Incongruously there is actually no room inside for anything but stage space, forcing the various departments (costume, props, etc.) outside into the blustery Irish weather. It’s also still very early into its second life City of Ember is the first film to be shot here made all the more apparent by the circus-like array of tents surrounding it. The rest were all destroyed by German bombers, which actually makes me wonder a bit about the quality of the bombardiers’ eyesight, because good God, how could you miss this thing? It’s like some giant’s tool shed. In fact, it’s one of only two buildings used in the construction that survived World War II. And it has to be, because before its second life as a sound stage, this was part of the complex where they built the Titanic (and yes, the Olympic and Britannic, but let’s be honest, no one really cares about them). Its indecent bordering on vulgar how big it is. It takes fifteen minutes of walking towards it before you realize it’s half a mile away, because it already fills your field of view.
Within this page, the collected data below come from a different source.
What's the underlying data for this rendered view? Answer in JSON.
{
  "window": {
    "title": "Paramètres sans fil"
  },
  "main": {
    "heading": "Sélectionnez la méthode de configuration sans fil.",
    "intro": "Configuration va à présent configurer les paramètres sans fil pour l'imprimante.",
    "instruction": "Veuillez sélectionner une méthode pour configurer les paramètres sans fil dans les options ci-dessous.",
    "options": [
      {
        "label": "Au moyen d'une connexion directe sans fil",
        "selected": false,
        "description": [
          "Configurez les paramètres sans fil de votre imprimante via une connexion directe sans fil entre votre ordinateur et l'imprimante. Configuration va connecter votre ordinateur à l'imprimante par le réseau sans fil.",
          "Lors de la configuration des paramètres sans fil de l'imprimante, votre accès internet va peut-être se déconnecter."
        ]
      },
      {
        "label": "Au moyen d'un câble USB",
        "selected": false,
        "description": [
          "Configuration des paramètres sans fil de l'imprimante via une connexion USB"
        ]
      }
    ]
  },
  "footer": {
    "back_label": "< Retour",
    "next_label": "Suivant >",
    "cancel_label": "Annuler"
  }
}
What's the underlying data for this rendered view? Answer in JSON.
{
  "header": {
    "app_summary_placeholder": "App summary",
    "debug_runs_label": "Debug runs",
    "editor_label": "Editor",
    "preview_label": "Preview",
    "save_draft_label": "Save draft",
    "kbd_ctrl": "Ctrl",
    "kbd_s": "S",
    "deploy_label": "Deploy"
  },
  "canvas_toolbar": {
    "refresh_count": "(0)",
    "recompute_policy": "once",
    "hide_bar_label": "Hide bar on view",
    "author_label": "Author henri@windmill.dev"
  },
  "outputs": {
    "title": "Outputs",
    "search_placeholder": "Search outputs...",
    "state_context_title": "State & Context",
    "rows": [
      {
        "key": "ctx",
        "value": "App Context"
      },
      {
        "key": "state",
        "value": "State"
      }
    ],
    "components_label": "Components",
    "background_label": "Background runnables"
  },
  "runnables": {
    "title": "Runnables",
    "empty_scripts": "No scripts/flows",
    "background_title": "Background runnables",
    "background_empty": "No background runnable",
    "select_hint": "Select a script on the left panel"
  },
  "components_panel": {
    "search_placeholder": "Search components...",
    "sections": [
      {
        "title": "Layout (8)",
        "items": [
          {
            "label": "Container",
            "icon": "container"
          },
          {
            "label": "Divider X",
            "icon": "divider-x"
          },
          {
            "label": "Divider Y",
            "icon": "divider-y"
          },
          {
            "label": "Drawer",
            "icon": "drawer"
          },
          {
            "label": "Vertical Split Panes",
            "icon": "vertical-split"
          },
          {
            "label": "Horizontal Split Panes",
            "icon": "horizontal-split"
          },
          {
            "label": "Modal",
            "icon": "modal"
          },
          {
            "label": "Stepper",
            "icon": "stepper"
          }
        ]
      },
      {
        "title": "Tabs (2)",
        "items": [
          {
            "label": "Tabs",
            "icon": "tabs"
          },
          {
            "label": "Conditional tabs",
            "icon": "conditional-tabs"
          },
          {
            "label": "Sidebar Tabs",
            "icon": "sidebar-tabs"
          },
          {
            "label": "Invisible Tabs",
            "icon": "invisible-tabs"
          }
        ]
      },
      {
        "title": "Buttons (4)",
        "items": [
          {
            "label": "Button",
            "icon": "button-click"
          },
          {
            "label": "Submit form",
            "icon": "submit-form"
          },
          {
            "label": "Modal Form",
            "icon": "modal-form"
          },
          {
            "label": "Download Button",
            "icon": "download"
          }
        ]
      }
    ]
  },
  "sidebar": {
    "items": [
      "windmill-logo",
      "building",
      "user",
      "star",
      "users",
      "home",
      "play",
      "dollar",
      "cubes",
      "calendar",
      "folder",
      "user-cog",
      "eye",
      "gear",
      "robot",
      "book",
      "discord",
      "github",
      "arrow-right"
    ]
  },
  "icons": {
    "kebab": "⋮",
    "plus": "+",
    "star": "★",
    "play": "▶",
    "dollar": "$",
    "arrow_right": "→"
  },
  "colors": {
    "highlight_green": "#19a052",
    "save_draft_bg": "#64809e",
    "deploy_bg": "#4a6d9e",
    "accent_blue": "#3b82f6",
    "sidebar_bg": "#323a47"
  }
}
But, on top of the boats and cranes and seagulls (lots and lots of them), the shipyards also have the one thing the filmmakers had to have to bring the City of Ember to life the largest sound stage on Earth.
#City of ember stream movie
To the Harland & Wolff shipyards to be precise, which doesn’t initially seem like the place you’d go to make any sort of movie that wasn’t about boats, and certainly not a big budget fantasy film.


So, from inside its author’s head in Menlo Park, California, the story of the people of Ember has come across the pond to Belfast, in Northern Ireland.